For the moment, thankfully, Steiglitz does not see artificial intelligence to overtake humans soon. But he claims there is no ‘analog magic’ in the brain: Neurons are simply valves—excitatory or inhibitory. The Halle Berry neuron, however, suggests otherwise. In experiments in the brains of patients undergoing open brain surgery (with consent), one monitored hippocampus neuron repeatedly fired when an image of the actress was flashed on the screen. Says co-author Christof Koch, then of Caltech, “Conventional wisdom views individual brain cells as simple switches or relays. In fact, we are finding that neurons are able to function more like a sophisticated computer.” Just think: There are over 100 billion neurons in our brain—multiple parallel processing is occurring in your brain right now as you read this page. It is not magic—this ‘machine’ constantly generates new programs in response to the environment, through sensors all over the body, including the guts, which (unconsciously) receive information via food intake. Artificial intelligence has not addressed this sentient body and the unconscious. According to Eric Kandel, the Nobel neurobiologist from Columbia university, our free will is unconscious. Do machines have an unconscious?

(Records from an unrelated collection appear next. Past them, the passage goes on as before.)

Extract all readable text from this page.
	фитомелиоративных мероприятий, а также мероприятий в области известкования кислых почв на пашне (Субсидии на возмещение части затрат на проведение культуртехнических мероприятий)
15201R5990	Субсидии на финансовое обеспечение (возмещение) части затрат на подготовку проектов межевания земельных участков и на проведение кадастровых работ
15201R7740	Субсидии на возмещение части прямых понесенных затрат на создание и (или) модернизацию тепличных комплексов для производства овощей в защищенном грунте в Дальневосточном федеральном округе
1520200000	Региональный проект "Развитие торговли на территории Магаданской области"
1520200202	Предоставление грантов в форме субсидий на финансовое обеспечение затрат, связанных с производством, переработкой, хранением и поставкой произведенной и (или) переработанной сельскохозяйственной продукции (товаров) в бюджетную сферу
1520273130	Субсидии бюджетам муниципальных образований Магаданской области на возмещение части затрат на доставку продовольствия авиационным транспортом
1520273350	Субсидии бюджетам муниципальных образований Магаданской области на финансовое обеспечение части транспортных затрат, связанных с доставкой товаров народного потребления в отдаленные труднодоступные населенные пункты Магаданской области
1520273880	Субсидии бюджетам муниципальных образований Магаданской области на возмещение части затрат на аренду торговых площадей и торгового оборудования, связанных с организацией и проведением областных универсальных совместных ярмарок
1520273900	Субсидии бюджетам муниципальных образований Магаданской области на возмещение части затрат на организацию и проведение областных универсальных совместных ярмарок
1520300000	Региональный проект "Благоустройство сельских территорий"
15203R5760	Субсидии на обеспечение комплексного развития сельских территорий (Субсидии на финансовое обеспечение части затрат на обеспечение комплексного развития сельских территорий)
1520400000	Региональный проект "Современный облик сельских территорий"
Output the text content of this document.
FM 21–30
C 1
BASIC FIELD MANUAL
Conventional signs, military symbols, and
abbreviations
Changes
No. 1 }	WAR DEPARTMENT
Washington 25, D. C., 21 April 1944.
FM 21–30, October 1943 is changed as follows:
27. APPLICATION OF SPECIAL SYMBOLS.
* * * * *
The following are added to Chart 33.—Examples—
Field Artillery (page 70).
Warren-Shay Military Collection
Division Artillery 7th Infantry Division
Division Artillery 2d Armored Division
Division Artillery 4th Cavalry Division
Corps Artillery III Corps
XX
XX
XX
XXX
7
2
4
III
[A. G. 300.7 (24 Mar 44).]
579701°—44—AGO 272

It is very important that this book gives the general reader a glimpse of what ultimately should concern us all. But there’s no mistaking the author’s enthusiasm for the ‘super brain’ and how we got here. The ‘why’ part in the book is less convincing: Are speed and efficiency all that matter? Technical progress, too? According to Steiglitz: ‘Computers are too useful, people are too dependent on them, and there is too much money to be made . . .’ It sounds like a habit.
Martin Rees, physicist and cosmologist, in his book On the Future of Humanity (2019), says of DeepMind’s AlphaGo, which uses neural network learning to beat the Korean Go master Lee Sedol in 2016: “The hardware underlying AlphaGo used hundreds of kilowatts of power. In contrast, the brain of Lee Sedol…consumes about thirty watts (like a lightbulb) and can do many other things apart from play board games.”
Essentially, “successful aircraft do not flap their wings,” as Steiglitz aptly points out. But technology can be a one-track bully—should we be equally committed to educating those 7.5 billion brains on this Earth, each with its 100 billion neurons, even though they may not be as obedient?